Mr. Biden was himself exposed to the coronavirus late last week but has tested negative, White House officials said on Monday. With Americans already jittery about their holiday plans, he will try to reassure the nation while reminding people, yet again, that their best defense against Covid-19 is to get vaccinated and, for those who are eligible, to get booster shots.

The White House is trying to avoid talk of lockdowns at all costs and, to the consternation of some, has stopped short of urging people to cancel travel plans, avoid public transportation and the like.
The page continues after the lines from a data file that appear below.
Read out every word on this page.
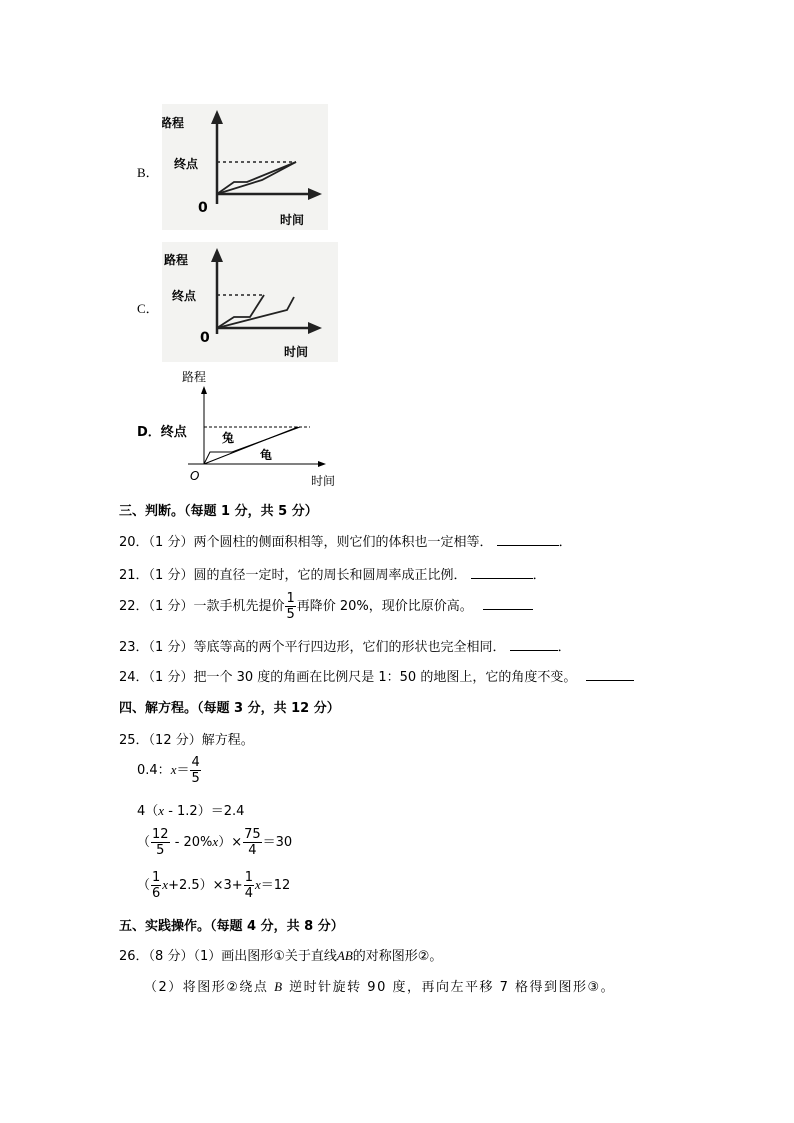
B．
路程
终点
0
时间
C．
路程
终点
0
时间
D．终点
路程
兔
龟
O	时间
三、判断。（每题 1 分，共 5 分）
20．（1 分）两个圆柱的侧面积相等，则它们的体积也一定相等．	．
21．（1 分）圆的直径一定时，它的周长和圆周率成正比例．	．
22．（1 分）一款手机先提价 $\frac{1}{5}$ 再降价 20%，现价比原价高。
23．（1 分）等底等高的两个平行四边形，它们的形状也完全相同．	．
24．（1 分）把一个 30 度的角画在比例尺是 1：50 的地图上，它的角度不变。
四、解方程。（每题 3 分，共 12 分）
25．（12 分）解方程。
0.4：$x= \frac{4}{5}$
4（x - 1.2）＝2.4
（ $\frac{12}{5} - 20\%x)\times \frac{75}{4} =30$
（ $\frac{1}{6} x+2.5)\times 3+ \frac{1}{4} x=12$
五、实践操作。（每题 4 分，共 8 分）
26．（8 分）（1）画出图形①关于直线AB的对称图形②。
（2）将图形②绕点 B 逆时针旋转 90 度，再向左平移 7 格得到图形③。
“This is not a speech about locking the country down,” Jen Psaki, the White House press secretary, told reporters earlier on Monday. “This is a speech outlining and being directly clear with the American people about the benefits of being vaccinated, the steps we’re going to take to increase access, increase testing, and the risks posed to unvaccinated individuals.”

But Mr. Biden will also acknowledge that the shape of the pandemic is shifting, the officials said. Breakthrough Omicron infections are common, though scientists believe that the vaccines will still provide protection against the worst outcomes. Many fully vaccinated and boosted people who are getting infected are experiencing mild symptoms or none at all.


Dec. 21, 2021, 10:53 a.m. ET

Mr. Biden will say that if people are vaccinated and follow other public health guidelines, including wearing masks in public places, “they should feel comfortable celebrating Christmas and the holidays” with their families, one of the officials said.

But beneath those notes of assurance from the president is deep concern among his advisers — and public health experts — about the ability of the nation’s hospitals, which are already under great strain, to withstand an Omicron surge. Even if the variant ends up causing less severe disease and a relatively low percentage of those infected need to be hospitalized, experts say, the explosion in cases means it is still possible that hospitals will become overwhelmed.

“That’s the big concern,” said Dr. Marcus Plescia, the chief medical officer of the Association of State and Territorial Health Officials. “If there are a lot of people getting sick, even if only a small portion of them are getting severely ill, that could still be a huge number of people.”